PPCLI Guy said:
Absolutely. That concentration is a cancer that is eating my beloved country.....and my chosen profession. Anything would better at this point.
The
concentration is, as far as I can see/read almost universal, leaving aside the USA because it has a different, less 'adversarial' system of political-civil service relations. We, Canadians, were
pioneers, having begun the concentration of power in the PMO
circa 1970, while the Brits, for example, didn't really follow until Tony Blair became PM in 1997. But the
disease appears, to me, to be prevalent in Australia, Britain, Germany, India and so on.
I
think the real concentration began with Pierre Trudeau. There were a lot of things Prime Minister Trudeau didn't like about Ottawa
circa 1967, but, in my
opinion, what he
hated most was the
concentration of influence in the hands of a few people who were almost perfect copies of the civil service that OD Skelton created.
(Skelton was an odd duck. He was convinced that Britain was out to screw us in every way possible and that we could not trust them in any thing. But, he was also an
Anglophile and the people he, personally, recruited into the civil service, people like Arnold Heeney, Lester Pearson, Norman Robertson and Hume Wrong were all of a type ~ WASPs and
Oxbridge men. There were no French Canadians, few Roman Catholics, fewer Jews and so on. Was Skelton racially/ethnically prejudiced? Probably ... but so were many, likely most people of his generation.)
When Trudeau arrived in Ottawa it was hard, I have heard/read, for ministers, even for Paul Martin Sr, to penetrate the "old boys club" of the PMO (Mike Pearson, with only a few ides), PCO (Gordon Robertson, came to Ottawa after Skelton but of the same 'type:' WASP + Oxford), Finance (Mitchell Sharp, another former senior civil servant, but
only a London School of Economics graduate was minister) and (then) External Affairs. Trudeau set about doing two things:
1. He appointed his "own" man, Michael Pitfield, to be Clerk of the Privy Council ~ a move which I have heard/read was
resisted by the "old guard" which, essentially, went
underground for several years; and
2. He, sometimes forcefully, moved younger French Canadians into senior civil service appointments, especially in External Affairs, a department for which he (Trudeau) seemed to have a special animus.
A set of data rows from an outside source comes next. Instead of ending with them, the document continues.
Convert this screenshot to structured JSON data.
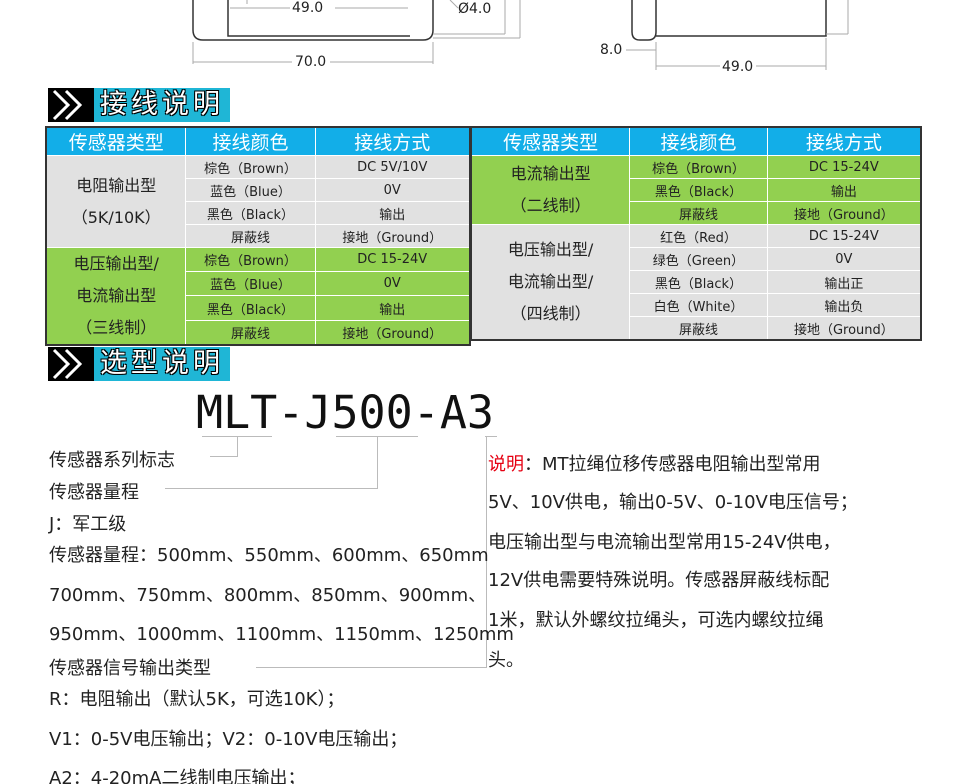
{
  "drawing": {
    "dim_inner_width": "49.0",
    "dim_hole": "Ø4.0",
    "dim_outer_width": "70.0",
    "dim_side_offset": "8.0",
    "dim_side_width": "49.0"
  },
  "wiring_section": {
    "title": "接线说明"
  },
  "left_table": {
    "headers": [
      "传感器类型",
      "接线颜色",
      "接线方式"
    ],
    "groups": [
      {
        "type_lines": [
          "电阻输出型",
          "（5K/10K）"
        ],
        "bg": "#e1e1e1",
        "rows": [
          [
            "棕色（Brown）",
            "DC 5V/10V"
          ],
          [
            "蓝色（Blue）",
            "0V"
          ],
          [
            "黑色（Black）",
            "输出"
          ],
          [
            "屏蔽线",
            "接地（Ground）"
          ]
        ]
      },
      {
        "type_lines": [
          "电压输出型/",
          "电流输出型",
          "（三线制）"
        ],
        "bg": "#92d050",
        "rows": [
          [
            "棕色（Brown）",
            "DC 15-24V"
          ],
          [
            "蓝色（Blue）",
            "0V"
          ],
          [
            "黑色（Black）",
            "输出"
          ],
          [
            "屏蔽线",
            "接地（Ground）"
          ]
        ]
      }
    ]
  },
  "right_table": {
    "headers": [
      "传感器类型",
      "接线颜色",
      "接线方式"
    ],
    "groups": [
      {
        "type_lines": [
          "电流输出型",
          "（二线制）"
        ],
        "bg": "#92d050",
        "rows": [
          [
            "棕色（Brown）",
            "DC 15-24V"
          ],
          [
            "黑色（Black）",
            "输出"
          ],
          [
            "屏蔽线",
            "接地（Ground）"
          ]
        ]
      },
      {
        "type_lines": [
          "电压输出型/",
          "电流输出型/",
          "（四线制）"
        ],
        "bg": "#e1e1e1",
        "rows": [
          [
            "红色（Red）",
            "DC 15-24V"
          ],
          [
            "绿色（Green）",
            "0V"
          ],
          [
            "黑色（Black）",
            "输出正"
          ],
          [
            "白色（White）",
            "输出负"
          ],
          [
            "屏蔽线",
            "接地（Ground）"
          ]
        ]
      }
    ]
  },
  "selection_section": {
    "title": "选型说明"
  },
  "model": {
    "code": "MLT-J500-A3"
  },
  "left_notes": [
    "传感器系列标志",
    "传感器量程",
    "J：军工级",
    "传感器量程：500mm、550mm、600mm、650mm",
    "700mm、750mm、800mm、850mm、900mm、",
    "950mm、1000mm、1100mm、1150mm、1250mm",
    "传感器信号输出类型",
    "R：电阻输出（默认5K，可选10K）；",
    "V1：0-5V电压输出；V2：0-10V电压输出；",
    "A2：4-20mA二线制电压输出；"
  ],
  "note": {
    "label": "说明",
    "label_color": "#e60012",
    "first_line": "：MT拉绳位移传感器电阻输出型常用",
    "lines": [
      "5V、10V供电，输出0-5V、0-10V电压信号；",
      "电压输出型与电流输出型常用15-24V供电，",
      "12V供电需要特殊说明。传感器屏蔽线标配",
      "1米，默认外螺纹拉绳头，可选内螺纹拉绳",
      "头。"
    ]
  },
  "colors": {
    "header_blue": "#12aee8",
    "green": "#92d050",
    "gray": "#e1e1e1",
    "section_cyan": "#1fb6d6"
  }
}
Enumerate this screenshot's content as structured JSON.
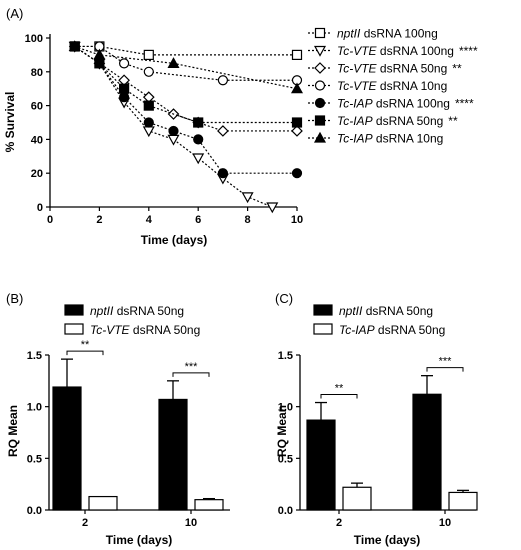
{
  "chart_data": [
    {
      "panel": "(A)",
      "type": "line",
      "xlabel": "Time (days)",
      "ylabel": "% Survival",
      "xlim": [
        0,
        10
      ],
      "ylim": [
        0,
        100
      ],
      "xticks": [
        "0",
        "2",
        "4",
        "6",
        "8",
        "10"
      ],
      "yticks": [
        "0",
        "20",
        "40",
        "60",
        "80",
        "100"
      ],
      "legend_position": "right",
      "series": [
        {
          "name_italic": "nptII",
          "name_rest": " dsRNA 100ng",
          "sig": "",
          "marker": "square-open",
          "x": [
            1,
            2,
            4,
            10
          ],
          "y": [
            95,
            95,
            90,
            90
          ]
        },
        {
          "name_italic": "Tc-VTE",
          "name_rest": " dsRNA 100ng",
          "sig": "****",
          "marker": "triangle-down-open",
          "x": [
            1,
            2,
            3,
            4,
            5,
            6,
            7,
            8,
            9
          ],
          "y": [
            95,
            85,
            62,
            45,
            40,
            29,
            17,
            6,
            0
          ]
        },
        {
          "name_italic": "Tc-VTE",
          "name_rest": " dsRNA  50ng",
          "sig": "**",
          "marker": "diamond-open",
          "x": [
            1,
            2,
            3,
            4,
            5,
            6,
            7,
            10
          ],
          "y": [
            95,
            85,
            75,
            65,
            55,
            50,
            45,
            45
          ]
        },
        {
          "name_italic": "Tc-VTE",
          "name_rest": " dsRNA 10ng",
          "sig": "",
          "marker": "circle-open",
          "x": [
            1,
            2,
            3,
            4,
            7,
            10
          ],
          "y": [
            95,
            95,
            85,
            80,
            75,
            75
          ]
        },
        {
          "name_italic": "Tc-IAP",
          "name_rest": " dsRNA 100ng",
          "sig": "****",
          "marker": "circle-filled",
          "x": [
            1,
            2,
            3,
            4,
            5,
            6,
            7,
            10
          ],
          "y": [
            95,
            85,
            65,
            50,
            45,
            40,
            20,
            20
          ]
        },
        {
          "name_italic": "Tc-IAP",
          "name_rest": " dsRNA 50ng",
          "sig": "**",
          "marker": "square-filled",
          "x": [
            1,
            2,
            3,
            4,
            6,
            10
          ],
          "y": [
            95,
            85,
            70,
            60,
            50,
            50
          ]
        },
        {
          "name_italic": "Tc-IAP",
          "name_rest": " dsRNA 10ng",
          "sig": "",
          "marker": "triangle-up-filled",
          "x": [
            1,
            2,
            5,
            10
          ],
          "y": [
            95,
            90,
            85,
            70
          ]
        }
      ]
    },
    {
      "panel": "(B)",
      "type": "bar",
      "categories": [
        "2",
        "10"
      ],
      "xlabel": "Time (days)",
      "ylabel": "RQ Mean",
      "ylim": [
        0,
        1.5
      ],
      "yticks": [
        "0.0",
        "0.5",
        "1.0",
        "1.5"
      ],
      "legend_position": "top",
      "series": [
        {
          "name_italic": "nptII",
          "name_rest": " dsRNA 50ng",
          "fill": "#000000",
          "values": [
            1.19,
            1.07
          ],
          "errors": [
            0.27,
            0.18
          ]
        },
        {
          "name_italic": "Tc-VTE",
          "name_rest": " dsRNA 50ng",
          "fill": "#ffffff",
          "values": [
            0.13,
            0.1
          ],
          "errors": [
            0.0,
            0.01
          ]
        }
      ],
      "significance": [
        "**",
        "***"
      ]
    },
    {
      "panel": "(C)",
      "type": "bar",
      "categories": [
        "2",
        "10"
      ],
      "xlabel": "Time (days)",
      "ylabel": "RQ Mean",
      "ylim": [
        0,
        1.5
      ],
      "yticks": [
        "0.0",
        "0.5",
        "1.0",
        "1.5"
      ],
      "legend_position": "top",
      "series": [
        {
          "name_italic": "nptII",
          "name_rest": " dsRNA 50ng",
          "fill": "#000000",
          "values": [
            0.87,
            1.12
          ],
          "errors": [
            0.17,
            0.18
          ]
        },
        {
          "name_italic": "Tc-IAP",
          "name_rest": " dsRNA 50ng",
          "fill": "#ffffff",
          "values": [
            0.22,
            0.17
          ],
          "errors": [
            0.04,
            0.02
          ]
        }
      ],
      "significance": [
        "**",
        "***"
      ]
    }
  ]
}
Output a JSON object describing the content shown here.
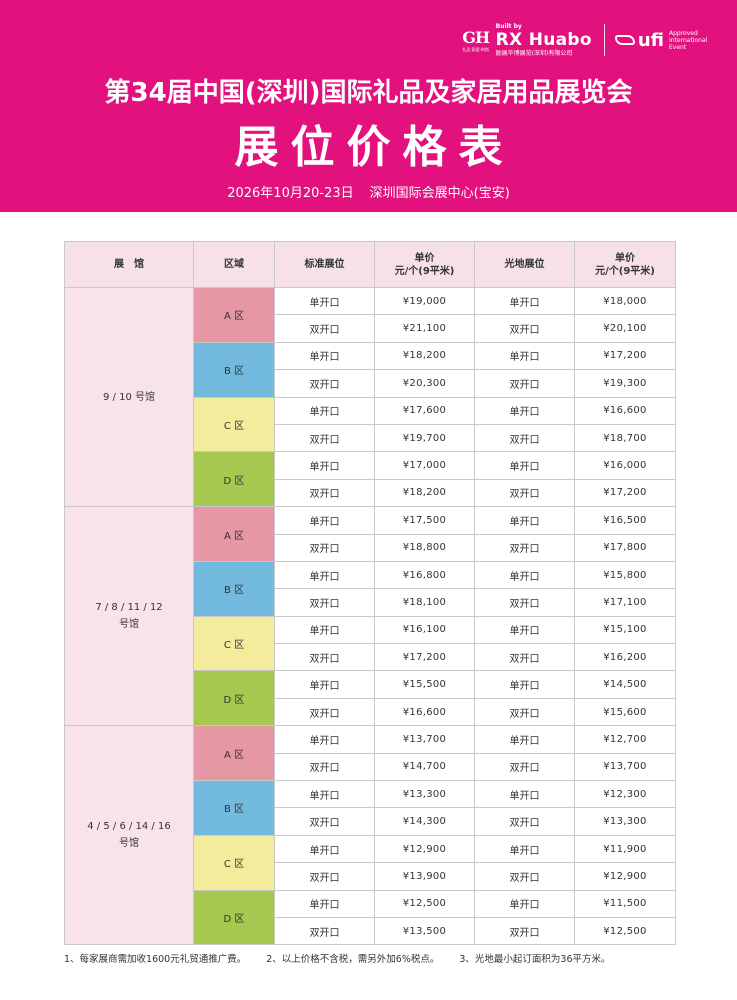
{
  "header": {
    "title": "第34届中国(深圳)国际礼品及家居用品展览会",
    "subtitle": "展位价格表",
    "date": "2026年10月20-23日",
    "venue": "深圳国际会展中心(宝安)",
    "background_color": "#e3117d",
    "logos": {
      "gh_mark": "GH",
      "gh_tagline": "礼品·家居·时尚",
      "built_by": "Built by",
      "rx_name": "RX Huabo",
      "rx_sub": "励展华博展览(深圳)有限公司",
      "ufi_name": "ufi",
      "ufi_note": "Approved International Event"
    }
  },
  "table": {
    "columns": [
      "展　馆",
      "区域",
      "标准展位",
      "单价\n元/个(9平米)",
      "光地展位",
      "单价\n元/个(9平米)"
    ],
    "zone_colors": {
      "A": "#e597a3",
      "B": "#72bade",
      "C": "#f2ec9c",
      "D": "#a4c850"
    },
    "halls": [
      {
        "name": "9 / 10  号馆",
        "zones": [
          {
            "label": "A 区",
            "key": "A",
            "rows": [
              {
                "std": "单开口",
                "std_price": "¥19,000",
                "raw": "单开口",
                "raw_price": "¥18,000"
              },
              {
                "std": "双开口",
                "std_price": "¥21,100",
                "raw": "双开口",
                "raw_price": "¥20,100"
              }
            ]
          },
          {
            "label": "B 区",
            "key": "B",
            "rows": [
              {
                "std": "单开口",
                "std_price": "¥18,200",
                "raw": "单开口",
                "raw_price": "¥17,200"
              },
              {
                "std": "双开口",
                "std_price": "¥20,300",
                "raw": "双开口",
                "raw_price": "¥19,300"
              }
            ]
          },
          {
            "label": "C 区",
            "key": "C",
            "rows": [
              {
                "std": "单开口",
                "std_price": "¥17,600",
                "raw": "单开口",
                "raw_price": "¥16,600"
              },
              {
                "std": "双开口",
                "std_price": "¥19,700",
                "raw": "双开口",
                "raw_price": "¥18,700"
              }
            ]
          },
          {
            "label": "D 区",
            "key": "D",
            "rows": [
              {
                "std": "单开口",
                "std_price": "¥17,000",
                "raw": "单开口",
                "raw_price": "¥16,000"
              },
              {
                "std": "双开口",
                "std_price": "¥18,200",
                "raw": "双开口",
                "raw_price": "¥17,200"
              }
            ]
          }
        ]
      },
      {
        "name": "7 / 8 / 11 / 12\n号馆",
        "zones": [
          {
            "label": "A 区",
            "key": "A",
            "rows": [
              {
                "std": "单开口",
                "std_price": "¥17,500",
                "raw": "单开口",
                "raw_price": "¥16,500"
              },
              {
                "std": "双开口",
                "std_price": "¥18,800",
                "raw": "双开口",
                "raw_price": "¥17,800"
              }
            ]
          },
          {
            "label": "B 区",
            "key": "B",
            "rows": [
              {
                "std": "单开口",
                "std_price": "¥16,800",
                "raw": "单开口",
                "raw_price": "¥15,800"
              },
              {
                "std": "双开口",
                "std_price": "¥18,100",
                "raw": "双开口",
                "raw_price": "¥17,100"
              }
            ]
          },
          {
            "label": "C 区",
            "key": "C",
            "rows": [
              {
                "std": "单开口",
                "std_price": "¥16,100",
                "raw": "单开口",
                "raw_price": "¥15,100"
              },
              {
                "std": "双开口",
                "std_price": "¥17,200",
                "raw": "双开口",
                "raw_price": "¥16,200"
              }
            ]
          },
          {
            "label": "D 区",
            "key": "D",
            "rows": [
              {
                "std": "单开口",
                "std_price": "¥15,500",
                "raw": "单开口",
                "raw_price": "¥14,500"
              },
              {
                "std": "双开口",
                "std_price": "¥16,600",
                "raw": "双开口",
                "raw_price": "¥15,600"
              }
            ]
          }
        ]
      },
      {
        "name": "4 / 5 / 6 / 14 / 16\n号馆",
        "zones": [
          {
            "label": "A 区",
            "key": "A",
            "rows": [
              {
                "std": "单开口",
                "std_price": "¥13,700",
                "raw": "单开口",
                "raw_price": "¥12,700"
              },
              {
                "std": "双开口",
                "std_price": "¥14,700",
                "raw": "双开口",
                "raw_price": "¥13,700"
              }
            ]
          },
          {
            "label": "B 区",
            "key": "B",
            "rows": [
              {
                "std": "单开口",
                "std_price": "¥13,300",
                "raw": "单开口",
                "raw_price": "¥12,300"
              },
              {
                "std": "双开口",
                "std_price": "¥14,300",
                "raw": "双开口",
                "raw_price": "¥13,300"
              }
            ]
          },
          {
            "label": "C 区",
            "key": "C",
            "rows": [
              {
                "std": "单开口",
                "std_price": "¥12,900",
                "raw": "单开口",
                "raw_price": "¥11,900"
              },
              {
                "std": "双开口",
                "std_price": "¥13,900",
                "raw": "双开口",
                "raw_price": "¥12,900"
              }
            ]
          },
          {
            "label": "D 区",
            "key": "D",
            "rows": [
              {
                "std": "单开口",
                "std_price": "¥12,500",
                "raw": "单开口",
                "raw_price": "¥11,500"
              },
              {
                "std": "双开口",
                "std_price": "¥13,500",
                "raw": "双开口",
                "raw_price": "¥12,500"
              }
            ]
          }
        ]
      }
    ]
  },
  "notes": [
    "1、每家展商需加收1600元礼贸通推广费。",
    "2、以上价格不含税，需另外加6%税点。",
    "3、光地最小起订面积为36平方米。"
  ]
}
You might have thought that Brian Mulroney would try to reverse Trudeau's changes - and he did, of course, make a few changes, but he came to Ottawa, as most Tories do, extremely mistrustful of the civil service which he, like many Tories, saw as a bastion of Liberal insiders ~ and you can understand that when you look at e.g. Pearson, Sharp and Marcel Massé all former very senior bureaucrats. But he was well served by Gordon Osbaldeston as Clerk and pretty much the entire civil service was behind him when he decided to implement the key elements of Liberal Donald Macdonald's Royal Commission on the Economic Union and Development Prospects for Canada, including Free Trade with the USA. Mulroney faced a common "new government" problem: inexperienced ministers. A strong PMO is almost mandatory when ministers (and ministerial staffs) are all "new to the business."
Jean Chrétien, for reasons of his own, promoted Jocelyne Bourgon to be Clerk of the Privy Council which gave his chief of staff, Jean Pelletier, and the PMO, even greater power.
Part, an important part, of the
containment of the PMO is to have a strong, effective (but equally un-elected) PCO. The PCO was too weak under Jocelyne Bourgon, Mel Cappe and Alex Himelfarb, none of whom, although able individuals, were noted as being strong leaders; I
suspect that Prime Minister Harper found the PCO to be too strong under Kevin Lynch.